Event Subclass = 107 – RunEvalNode Finished Calculating Item

…for each of the calculations when they are evaluated. Unfortunately the Duration column for this event always shows 0, but there is a way to see approximately how long the calculation took by comparing the Start Time and Current Time columns in the trace.

The 107 – RunEvalNode event for the measure SIMPLECALC shows the same time for the Start Time and Current Time columns:

image

This indicates that the SIMPLECALC calculation is evaluated in under a second.

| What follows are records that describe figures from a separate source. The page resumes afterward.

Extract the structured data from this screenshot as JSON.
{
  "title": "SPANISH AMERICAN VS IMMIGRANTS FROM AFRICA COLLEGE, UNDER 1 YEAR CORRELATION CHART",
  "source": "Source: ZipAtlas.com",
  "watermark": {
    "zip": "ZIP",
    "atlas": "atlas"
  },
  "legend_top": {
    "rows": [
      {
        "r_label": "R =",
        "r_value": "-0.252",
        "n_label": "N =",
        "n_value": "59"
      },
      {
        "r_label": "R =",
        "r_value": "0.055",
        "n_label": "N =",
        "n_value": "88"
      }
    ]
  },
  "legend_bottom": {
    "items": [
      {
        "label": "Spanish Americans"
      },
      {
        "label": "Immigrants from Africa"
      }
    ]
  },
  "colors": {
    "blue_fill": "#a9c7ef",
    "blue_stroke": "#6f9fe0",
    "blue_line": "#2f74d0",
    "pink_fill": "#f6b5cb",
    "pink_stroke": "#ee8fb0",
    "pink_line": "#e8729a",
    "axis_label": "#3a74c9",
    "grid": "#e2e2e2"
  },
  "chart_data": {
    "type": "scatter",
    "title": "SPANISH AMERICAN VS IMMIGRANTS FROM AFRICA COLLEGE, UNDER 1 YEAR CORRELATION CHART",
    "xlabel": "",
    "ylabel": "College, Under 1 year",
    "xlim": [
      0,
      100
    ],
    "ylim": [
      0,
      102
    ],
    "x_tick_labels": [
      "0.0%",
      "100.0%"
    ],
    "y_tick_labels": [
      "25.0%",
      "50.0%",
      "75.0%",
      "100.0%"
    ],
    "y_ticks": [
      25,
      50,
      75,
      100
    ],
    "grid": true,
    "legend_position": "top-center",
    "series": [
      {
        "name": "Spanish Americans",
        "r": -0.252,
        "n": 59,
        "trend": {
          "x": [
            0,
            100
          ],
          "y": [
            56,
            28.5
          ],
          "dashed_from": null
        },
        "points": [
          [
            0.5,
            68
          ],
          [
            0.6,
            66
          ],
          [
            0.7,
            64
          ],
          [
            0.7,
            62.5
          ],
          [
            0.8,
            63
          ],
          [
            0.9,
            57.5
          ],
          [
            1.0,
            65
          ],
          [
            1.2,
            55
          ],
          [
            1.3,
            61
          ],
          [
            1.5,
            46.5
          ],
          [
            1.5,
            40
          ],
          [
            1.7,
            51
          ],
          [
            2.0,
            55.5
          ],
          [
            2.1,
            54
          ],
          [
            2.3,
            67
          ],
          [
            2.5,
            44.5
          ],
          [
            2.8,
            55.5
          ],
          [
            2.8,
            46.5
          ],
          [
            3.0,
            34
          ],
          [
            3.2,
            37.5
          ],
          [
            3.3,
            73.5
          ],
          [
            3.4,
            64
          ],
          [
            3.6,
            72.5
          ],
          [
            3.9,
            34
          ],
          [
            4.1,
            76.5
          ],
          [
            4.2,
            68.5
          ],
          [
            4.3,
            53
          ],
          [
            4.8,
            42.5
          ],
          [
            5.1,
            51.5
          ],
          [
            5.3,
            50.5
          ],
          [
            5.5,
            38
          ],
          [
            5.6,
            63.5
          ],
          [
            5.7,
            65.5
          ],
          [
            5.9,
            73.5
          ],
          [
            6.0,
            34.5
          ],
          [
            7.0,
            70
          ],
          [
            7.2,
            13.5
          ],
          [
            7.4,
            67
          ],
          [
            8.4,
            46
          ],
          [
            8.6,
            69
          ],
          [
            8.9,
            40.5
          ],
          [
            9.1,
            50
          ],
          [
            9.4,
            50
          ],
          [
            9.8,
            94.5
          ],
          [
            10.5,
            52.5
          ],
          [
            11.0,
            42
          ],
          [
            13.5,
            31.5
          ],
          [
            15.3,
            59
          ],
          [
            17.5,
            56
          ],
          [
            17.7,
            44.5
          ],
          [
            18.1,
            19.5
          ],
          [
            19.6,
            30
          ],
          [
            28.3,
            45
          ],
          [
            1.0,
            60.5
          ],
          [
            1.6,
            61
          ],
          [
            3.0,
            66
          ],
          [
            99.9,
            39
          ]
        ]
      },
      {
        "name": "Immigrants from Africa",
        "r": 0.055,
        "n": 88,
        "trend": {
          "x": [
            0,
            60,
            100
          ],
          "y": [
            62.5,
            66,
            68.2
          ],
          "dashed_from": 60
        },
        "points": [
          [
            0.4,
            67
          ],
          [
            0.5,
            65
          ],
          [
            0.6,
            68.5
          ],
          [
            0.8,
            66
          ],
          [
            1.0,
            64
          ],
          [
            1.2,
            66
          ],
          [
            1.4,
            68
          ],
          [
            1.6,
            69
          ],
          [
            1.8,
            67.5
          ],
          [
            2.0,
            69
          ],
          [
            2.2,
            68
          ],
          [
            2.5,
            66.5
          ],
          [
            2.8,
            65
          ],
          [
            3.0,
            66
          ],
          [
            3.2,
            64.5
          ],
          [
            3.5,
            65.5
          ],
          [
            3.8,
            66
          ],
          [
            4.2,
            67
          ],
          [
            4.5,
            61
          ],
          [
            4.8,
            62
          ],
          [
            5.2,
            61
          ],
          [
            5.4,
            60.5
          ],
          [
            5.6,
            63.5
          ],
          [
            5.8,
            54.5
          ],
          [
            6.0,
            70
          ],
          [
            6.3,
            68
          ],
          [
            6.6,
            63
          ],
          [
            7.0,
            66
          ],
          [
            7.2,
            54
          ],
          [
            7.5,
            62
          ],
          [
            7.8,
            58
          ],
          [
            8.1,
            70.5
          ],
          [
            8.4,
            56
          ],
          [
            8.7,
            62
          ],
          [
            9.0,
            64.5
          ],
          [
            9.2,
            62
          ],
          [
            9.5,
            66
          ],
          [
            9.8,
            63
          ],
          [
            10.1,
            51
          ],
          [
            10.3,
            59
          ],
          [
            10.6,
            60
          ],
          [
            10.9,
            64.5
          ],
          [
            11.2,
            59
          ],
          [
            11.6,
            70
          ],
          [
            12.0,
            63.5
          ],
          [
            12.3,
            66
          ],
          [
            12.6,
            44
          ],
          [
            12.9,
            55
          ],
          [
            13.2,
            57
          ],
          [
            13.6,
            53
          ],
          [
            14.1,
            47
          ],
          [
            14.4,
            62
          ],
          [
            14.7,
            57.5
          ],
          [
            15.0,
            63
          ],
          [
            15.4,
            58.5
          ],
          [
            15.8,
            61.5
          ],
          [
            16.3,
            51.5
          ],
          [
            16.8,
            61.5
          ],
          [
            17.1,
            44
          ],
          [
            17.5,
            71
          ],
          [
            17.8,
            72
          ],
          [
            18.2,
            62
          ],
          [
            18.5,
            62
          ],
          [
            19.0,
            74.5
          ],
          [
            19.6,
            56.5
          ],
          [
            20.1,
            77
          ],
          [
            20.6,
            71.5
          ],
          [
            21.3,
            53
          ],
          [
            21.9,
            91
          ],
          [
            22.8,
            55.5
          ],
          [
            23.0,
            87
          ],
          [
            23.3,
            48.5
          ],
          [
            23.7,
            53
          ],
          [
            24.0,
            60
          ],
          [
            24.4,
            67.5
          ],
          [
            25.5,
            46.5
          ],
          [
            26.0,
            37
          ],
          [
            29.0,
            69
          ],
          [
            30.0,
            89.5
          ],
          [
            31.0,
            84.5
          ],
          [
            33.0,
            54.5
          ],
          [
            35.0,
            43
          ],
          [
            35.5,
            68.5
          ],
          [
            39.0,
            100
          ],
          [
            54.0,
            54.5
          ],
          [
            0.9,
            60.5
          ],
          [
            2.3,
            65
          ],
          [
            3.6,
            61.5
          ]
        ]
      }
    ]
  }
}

However, sequence of 107 – RunEvalNode events for the LASTSALE calculation shows something different:

image

There’s a gap of 7 seconds between the StartTime and the CurrentTime, and this indicates that the calculation took 7 seconds to evaluate. It’s a bit frustrating that there isn’t a way to get a more accurate duration here, but it’s still very clear which calculation is taking all the time. Even though the time for calculating LASTSALE includes the time taken for calculating LASTSALERANK, HADSALE and DAYRANK (all of which need to be calculated in order to calculation LASTSALE), the equivalent rows in the trace for these other calculations show they took under a second each. It’s only the logic inside LASTSALE itself that is slow – so that’s where any tuning needs to take place. Indeed, modifying the query to return LASTSALERANK instead of LASTSALE makes the query faster by around 6 seconds, supporting this conclusion.

If you’re curious about what the other 6 seconds of the query execution time is taken up by, it seems like it’s serialisation of the results – something I blogged about here. The query returns a cellset with 400*1190=476000 cells in, and SSAS doesn’t cope well with queries that return a large amount of data.